Discussion in 'Journalism topics only' started by copperpot, Nov 6, 2008.

  1. Fredrick

    Fredrick Well-Known Member

    I think you've handled it well. Confusing that he wouldn't make time to give you a few comments on a positive story. If I am working on a story that nobody assigned me and I get the shaft like that, I scrap the story. I have personal pride like you do. You have been very polite. I think you handled it well so far.
     
  2. Diego Marquez

    Diego Marquez Member

    Always, ALWAYS, be careful what you say in a voice mail and an email. With what you posted, it sounds like (if he wanted) he could go over your head and claim this was a 1-2 day deal, not something drawn out for a week. And I'm not talking SE. I've seen these types that something like that and run to MEs or publishers and play sit and spin. Both the AD and the higher-up will ride the "don't have time" snippet.
    Them treating you like dirt is SOP to them. You dictating to them in their almighty splendor only gets their twisted minds more twisted.
    Be careful, and simply work around him. He'll call you afterward wanting to know why you didn't make him sound better.
     
  3. renaldo

    renaldo New Member

    I agree with being careful. As much as you know you're in the right, burning bridges rarely helps. I completely understand your frustration, especially working on a positive story. But the "I don't have time to keep making calls like this" message honestly makes me cringe a little bit -- especially if you don't know the guy very well. Regardless of your good intentions with the story, that kind of message can only be reacted to badly.

    To cut a long, dragged-out story short, I had a co-worker leave a similar message with a coach who didn't call him back one week. Turned out the guy's wife was having cancer surgery and was trying to keep it quiet. The coach was doing the bare minimum work so the word didn't get out. When the coach got my co-worker's message, the coach totally flipped out. Got in touch with the publisher and it became pretty ugly.

    The sad thing is that if the coach could have just said "I'm sorry, but I have no time to talk right now. I'll be in touch with you as soon as I can", much of this could have been avoided. Instead, he was screening his calls and only answering calls he absolutely had to.

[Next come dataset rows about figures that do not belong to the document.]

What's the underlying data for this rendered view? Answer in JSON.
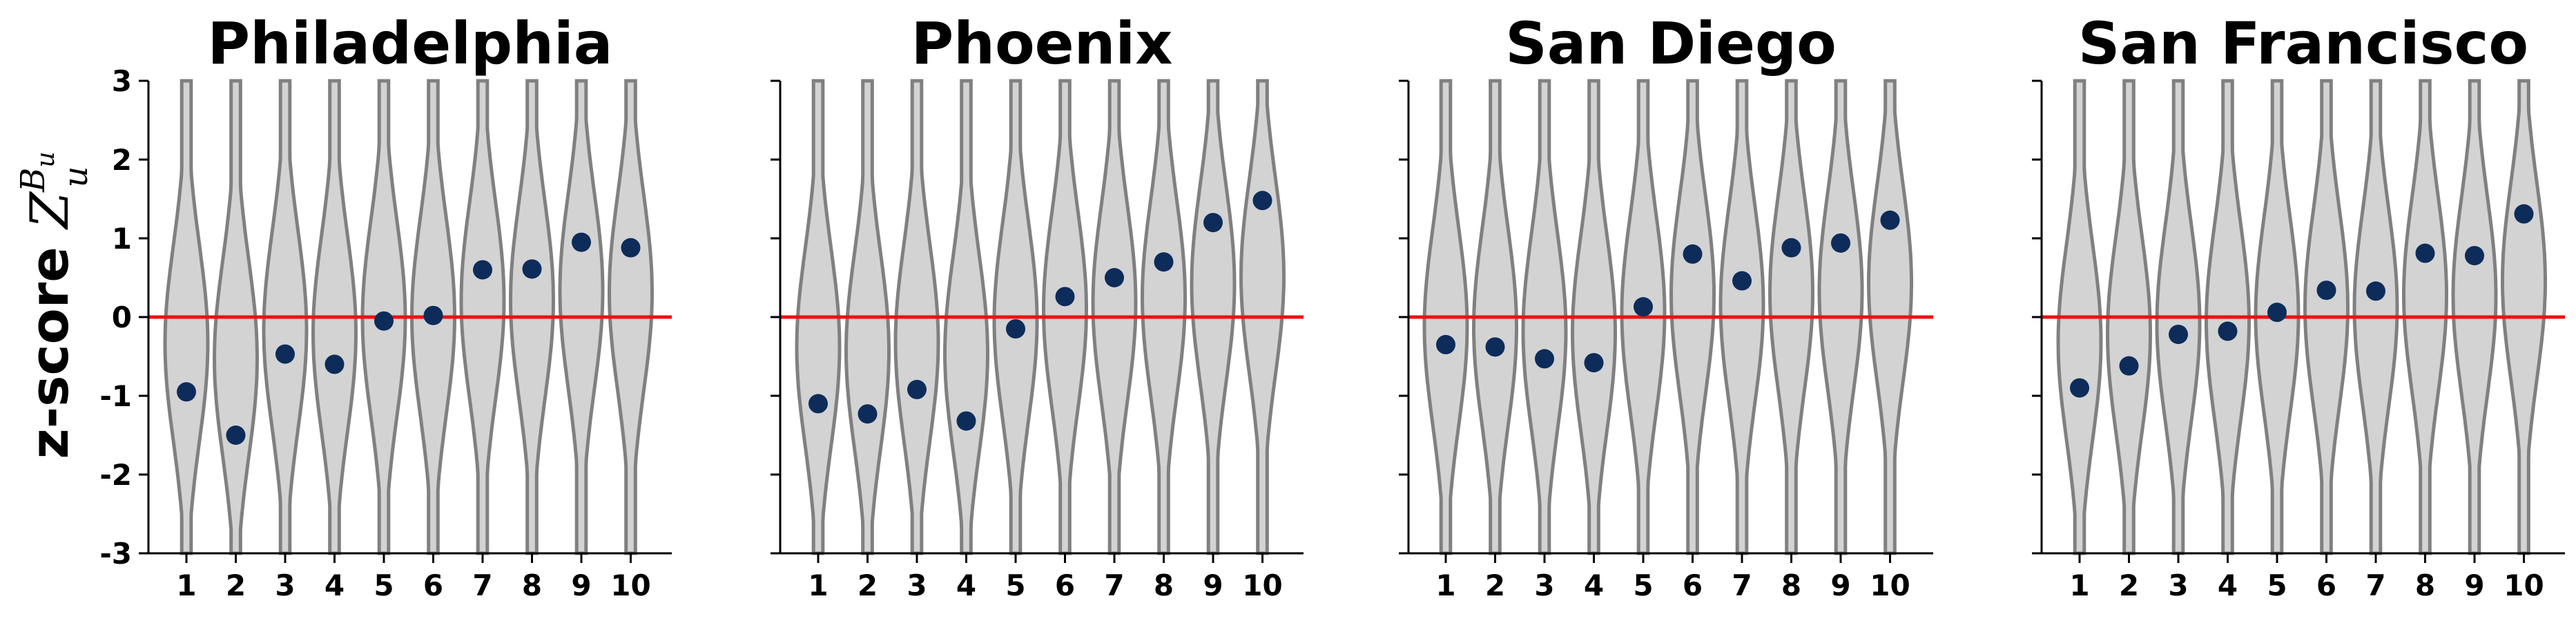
{
  "figure": {
    "ylabel_text": "z-score ",
    "ylabel_symbol": "Z",
    "ylabel_superscript": "B",
    "ylabel_superscript_sub": "u",
    "ylabel_subscript": "u"
  },
  "style": {
    "violin_fill": "#d3d3d3",
    "violin_edge": "#808080",
    "point_color": "#0d2c5a",
    "reference_line_color": "#ee1111",
    "axis_color": "#000000"
  },
  "chart_data": [
    {
      "type": "scatter",
      "title": "Philadelphia",
      "categories": [
        "1",
        "2",
        "3",
        "4",
        "5",
        "6",
        "7",
        "8",
        "9",
        "10"
      ],
      "values": [
        -0.95,
        -1.5,
        -0.47,
        -0.6,
        -0.05,
        0.02,
        0.6,
        0.61,
        0.95,
        0.88
      ],
      "ylim": [
        -3,
        3
      ],
      "yticks": [
        "-3",
        "-2",
        "-1",
        "0",
        "1",
        "2",
        "3"
      ],
      "reference_line": 0,
      "show_ytick_labels": true
    },
    {
      "type": "scatter",
      "title": "Phoenix",
      "categories": [
        "1",
        "2",
        "3",
        "4",
        "5",
        "6",
        "7",
        "8",
        "9",
        "10"
      ],
      "values": [
        -1.1,
        -1.23,
        -0.92,
        -1.32,
        -0.15,
        0.26,
        0.5,
        0.7,
        1.2,
        1.48
      ],
      "ylim": [
        -3,
        3
      ],
      "yticks": [
        "-3",
        "-2",
        "-1",
        "0",
        "1",
        "2",
        "3"
      ],
      "reference_line": 0,
      "show_ytick_labels": false
    },
    {
      "type": "scatter",
      "title": "San Diego",
      "categories": [
        "1",
        "2",
        "3",
        "4",
        "5",
        "6",
        "7",
        "8",
        "9",
        "10"
      ],
      "values": [
        -0.35,
        -0.38,
        -0.53,
        -0.58,
        0.13,
        0.8,
        0.46,
        0.88,
        0.94,
        1.23
      ],
      "ylim": [
        -3,
        3
      ],
      "yticks": [
        "-3",
        "-2",
        "-1",
        "0",
        "1",
        "2",
        "3"
      ],
      "reference_line": 0,
      "show_ytick_labels": false
    },
    {
      "type": "scatter",
      "title": "San Francisco",
      "categories": [
        "1",
        "2",
        "3",
        "4",
        "5",
        "6",
        "7",
        "8",
        "9",
        "10"
      ],
      "values": [
        -0.9,
        -0.62,
        -0.22,
        -0.18,
        0.06,
        0.34,
        0.33,
        0.81,
        0.78,
        1.31
      ],
      "ylim": [
        -3,
        3
      ],
      "yticks": [
        "-3",
        "-2",
        "-1",
        "0",
        "1",
        "2",
        "3"
      ],
      "reference_line": 0,
      "show_ytick_labels": false
    }
  ]
}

    Wow...I just realized I did a horrible job cutting that short.
     
  4. TheMethod

    TheMethod Member

    Like others have said, leave him a message that says you'd like to talk to him for the story, but because of your deadline, you will have to run it with or without him.

    If he doesn't call, that's too bad, but in the end, it's probably he that is losing out the most.
     
  5. copperpot

    copperpot Well-Known Member

    I hear that. I've been in this business longer than a decade, and I don't remember ever getting so riled up over a situation like this. I've had messages ignored; I've been treated rudely. I've never left frustrated e-mails. This particular case just got under my skin for the way the guy blatantly lied to me. You don't want to talk or don't have time? Fine. But don't say you'll call on my scheduled time off and have me go out of my to accommodate you and then stiff me.

    For what it's worth, I gave my boss the blow by blow, and he said he would have left a harsher message.
     
  6. Fredrick

    Fredrick Well-Known Member

    Good for your boss. Sounds like he/she has a clue.